[Spambayes] Corpus Collection (Was: Re: Deployment)

Paul Svensson paul-bayes@svensson.org
Fri, 6 Sep 2002 12:27:57 -0400 (EDT)

On Fri, 6 Sep 2002, Guido van Rossum wrote:

>Quite independently from testing and tuning the algorithm, I'd like to
>think about deployment.
>Eventually, individuals and postmasters should be able to download a
>spambayes software distribution, answer a few configuration questions
>about their mail setup, training and false positives, and install it
>as a filter.
>A more modest initial goal might be the production of a tool that can
>easily be used by individuals (since we're more likely to find
>individuals willing to risk this than postmasters).

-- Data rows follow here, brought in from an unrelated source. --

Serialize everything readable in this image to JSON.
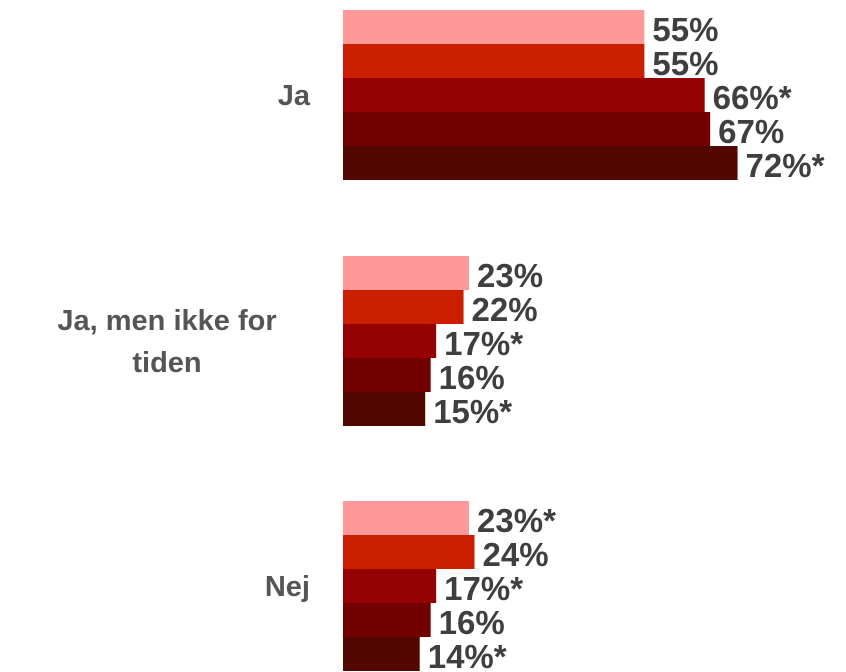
{
  "chart_data": {
    "type": "bar",
    "orientation": "horizontal",
    "categories": [
      [
        "Ja"
      ],
      [
        "Ja, men ikke for",
        "tiden"
      ],
      [
        "Nej"
      ]
    ],
    "series": [
      {
        "color": "#ff9999",
        "values": [
          55,
          23,
          23
        ],
        "labels": [
          "55%",
          "23%",
          "23%*"
        ]
      },
      {
        "color": "#cc1f00",
        "values": [
          55,
          22,
          24
        ],
        "labels": [
          "55%",
          "22%",
          "24%"
        ]
      },
      {
        "color": "#950000",
        "values": [
          66,
          17,
          17
        ],
        "labels": [
          "66%*",
          "17%*",
          "17%*"
        ]
      },
      {
        "color": "#720000",
        "values": [
          67,
          16,
          16
        ],
        "labels": [
          "67%",
          "16%",
          "16%"
        ]
      },
      {
        "color": "#520800",
        "values": [
          72,
          15,
          14
        ],
        "labels": [
          "72%*",
          "15%*",
          "14%*"
        ]
      }
    ],
    "xlim": [
      0,
      100
    ],
    "grid": false,
    "legend": "none"
  }
}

My impression is that a pre-collected corpus would not fit most individuals
very well, but each individual (or group?) should collect their own corpus.

One problem that comes upp immediately: individuals are lazy.

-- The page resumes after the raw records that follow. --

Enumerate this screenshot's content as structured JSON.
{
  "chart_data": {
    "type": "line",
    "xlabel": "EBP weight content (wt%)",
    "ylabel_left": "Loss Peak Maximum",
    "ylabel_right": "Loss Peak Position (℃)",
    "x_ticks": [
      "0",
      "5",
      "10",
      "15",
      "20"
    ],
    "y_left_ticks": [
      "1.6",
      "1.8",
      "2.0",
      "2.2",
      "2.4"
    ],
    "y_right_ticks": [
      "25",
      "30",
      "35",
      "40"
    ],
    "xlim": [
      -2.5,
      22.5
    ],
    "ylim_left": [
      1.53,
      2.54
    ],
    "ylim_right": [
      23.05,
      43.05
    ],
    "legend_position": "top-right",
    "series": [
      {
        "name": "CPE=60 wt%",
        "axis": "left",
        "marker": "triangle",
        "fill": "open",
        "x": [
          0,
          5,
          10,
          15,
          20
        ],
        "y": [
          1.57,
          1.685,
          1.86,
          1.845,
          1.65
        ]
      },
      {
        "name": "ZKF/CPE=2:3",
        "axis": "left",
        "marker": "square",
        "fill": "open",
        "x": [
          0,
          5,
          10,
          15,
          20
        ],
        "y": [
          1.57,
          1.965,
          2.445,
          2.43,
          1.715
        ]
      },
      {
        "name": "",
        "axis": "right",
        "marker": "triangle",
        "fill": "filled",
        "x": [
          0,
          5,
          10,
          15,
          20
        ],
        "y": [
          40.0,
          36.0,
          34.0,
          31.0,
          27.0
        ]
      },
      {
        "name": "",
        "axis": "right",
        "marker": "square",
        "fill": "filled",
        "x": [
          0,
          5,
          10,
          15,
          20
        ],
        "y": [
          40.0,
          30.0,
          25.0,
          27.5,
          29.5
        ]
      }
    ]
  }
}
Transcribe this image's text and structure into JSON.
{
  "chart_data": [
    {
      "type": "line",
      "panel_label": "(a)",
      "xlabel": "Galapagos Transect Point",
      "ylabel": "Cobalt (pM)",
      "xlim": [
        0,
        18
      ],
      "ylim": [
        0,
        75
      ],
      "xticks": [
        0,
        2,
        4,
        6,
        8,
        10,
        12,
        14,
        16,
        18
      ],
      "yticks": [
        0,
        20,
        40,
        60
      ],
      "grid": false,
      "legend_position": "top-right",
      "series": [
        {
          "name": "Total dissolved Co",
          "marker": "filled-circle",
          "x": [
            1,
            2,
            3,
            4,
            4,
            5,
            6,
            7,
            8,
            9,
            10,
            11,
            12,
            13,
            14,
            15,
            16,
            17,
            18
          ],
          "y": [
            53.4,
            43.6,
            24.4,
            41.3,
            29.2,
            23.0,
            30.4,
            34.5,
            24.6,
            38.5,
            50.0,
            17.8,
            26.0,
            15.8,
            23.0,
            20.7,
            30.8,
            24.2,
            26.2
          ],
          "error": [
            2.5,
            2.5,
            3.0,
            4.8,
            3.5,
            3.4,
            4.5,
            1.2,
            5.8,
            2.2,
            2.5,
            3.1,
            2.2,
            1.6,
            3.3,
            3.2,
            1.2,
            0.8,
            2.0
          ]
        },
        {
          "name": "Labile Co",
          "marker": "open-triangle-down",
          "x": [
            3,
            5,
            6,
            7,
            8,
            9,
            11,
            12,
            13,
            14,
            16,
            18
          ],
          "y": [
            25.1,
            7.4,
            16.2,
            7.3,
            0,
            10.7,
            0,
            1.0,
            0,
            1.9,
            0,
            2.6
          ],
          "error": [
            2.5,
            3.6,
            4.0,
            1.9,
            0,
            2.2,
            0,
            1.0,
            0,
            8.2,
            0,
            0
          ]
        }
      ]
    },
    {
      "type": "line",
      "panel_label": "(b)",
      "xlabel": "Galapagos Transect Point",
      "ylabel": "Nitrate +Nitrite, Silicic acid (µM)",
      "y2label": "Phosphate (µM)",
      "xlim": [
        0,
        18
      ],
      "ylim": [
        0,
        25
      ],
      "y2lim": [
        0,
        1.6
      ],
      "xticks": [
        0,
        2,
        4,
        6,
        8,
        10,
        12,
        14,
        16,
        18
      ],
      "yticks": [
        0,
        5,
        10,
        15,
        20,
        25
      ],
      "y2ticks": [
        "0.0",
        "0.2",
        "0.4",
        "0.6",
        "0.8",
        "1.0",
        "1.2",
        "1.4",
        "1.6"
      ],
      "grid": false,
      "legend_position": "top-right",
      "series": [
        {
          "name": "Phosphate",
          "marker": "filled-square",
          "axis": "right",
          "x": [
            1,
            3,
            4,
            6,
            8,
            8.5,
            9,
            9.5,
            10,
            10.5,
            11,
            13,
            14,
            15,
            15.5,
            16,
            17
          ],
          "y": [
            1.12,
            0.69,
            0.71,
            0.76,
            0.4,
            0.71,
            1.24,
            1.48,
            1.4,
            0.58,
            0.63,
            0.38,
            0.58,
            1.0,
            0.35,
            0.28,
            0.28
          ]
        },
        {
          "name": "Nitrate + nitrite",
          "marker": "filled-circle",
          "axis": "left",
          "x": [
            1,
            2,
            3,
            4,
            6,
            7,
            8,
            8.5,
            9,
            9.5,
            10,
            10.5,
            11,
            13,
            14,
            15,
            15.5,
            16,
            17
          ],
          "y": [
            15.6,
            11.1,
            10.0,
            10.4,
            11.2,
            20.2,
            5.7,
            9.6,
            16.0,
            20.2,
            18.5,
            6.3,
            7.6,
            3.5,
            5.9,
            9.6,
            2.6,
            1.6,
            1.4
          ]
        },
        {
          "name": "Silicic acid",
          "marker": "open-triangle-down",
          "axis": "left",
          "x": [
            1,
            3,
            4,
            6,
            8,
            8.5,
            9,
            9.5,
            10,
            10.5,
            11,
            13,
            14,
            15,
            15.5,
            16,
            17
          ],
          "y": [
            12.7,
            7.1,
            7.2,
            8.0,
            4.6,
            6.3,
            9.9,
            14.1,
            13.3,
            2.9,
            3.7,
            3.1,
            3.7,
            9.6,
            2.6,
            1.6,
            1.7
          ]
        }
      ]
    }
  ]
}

If I currently get 50 spam and 50 ham a day, and I'll have to
press the 'delete' button once for each spam, I'll be happy
to press the 'spam' button instead.  However, if in addition
have to press a 'ham' button for each ham, it starts to look
much less like a win to me.  Add the time to install and setup
the whole machinery, and I'll just keep hitting delete.

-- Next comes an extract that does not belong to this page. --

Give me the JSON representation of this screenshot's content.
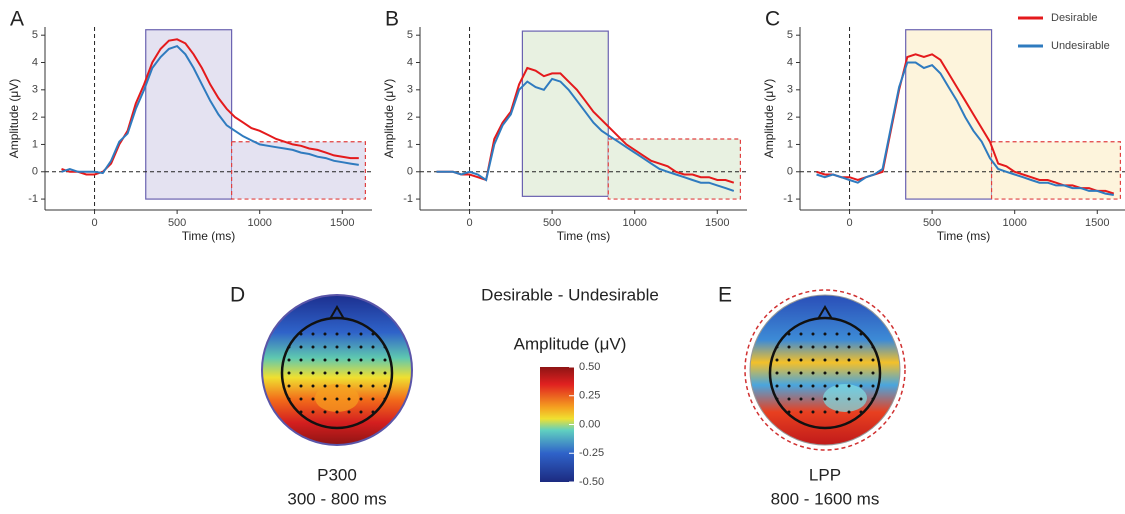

The suggestions so far have been to hook something on the delete
action, that adds a message to the ham corpus.  I see two problems
with this: the ham will be a bit skewed; mail that I keep around
without deleting will not be counted.  Secondly, if I by force of
habit happen to press the 'delete' key instead of the 'spam' key,
I'll end up with spam in the ham, anyways.

I would like to look for a way to deal with spam in the ham.

The obvious thing to do is to trigger on the 'spam' button,
and at that time look for messages similar to the deleted one
in the ham corpus, and simply remove them.  To do this we
need a way to compare two word count histograms, to see
how similar they are.  Any ideas ?

Also, I personally would prefer to not see the spam at all.
If they get bounced (preferably already in the SMTP),
false positives become the senders problem, to rewrite
to remove the spam smell.

In a well tuned system then, there spam corpus will be much
smaller than the ham corpus, so it would be possible to be
slightly over-agressive when clearing potential spam from
the ham corpus.  This should make it easier to keep it clean.

Having a good way to remove spam from the ham corpus,
there's less need to worry about it getting there by mistake,
and we might as well simply add all messages to the ham corpus,
that didn't get deleted by the spam filtering.

It might also be useful to have a way to remove messages from
the spam corpus, in case of user ooops.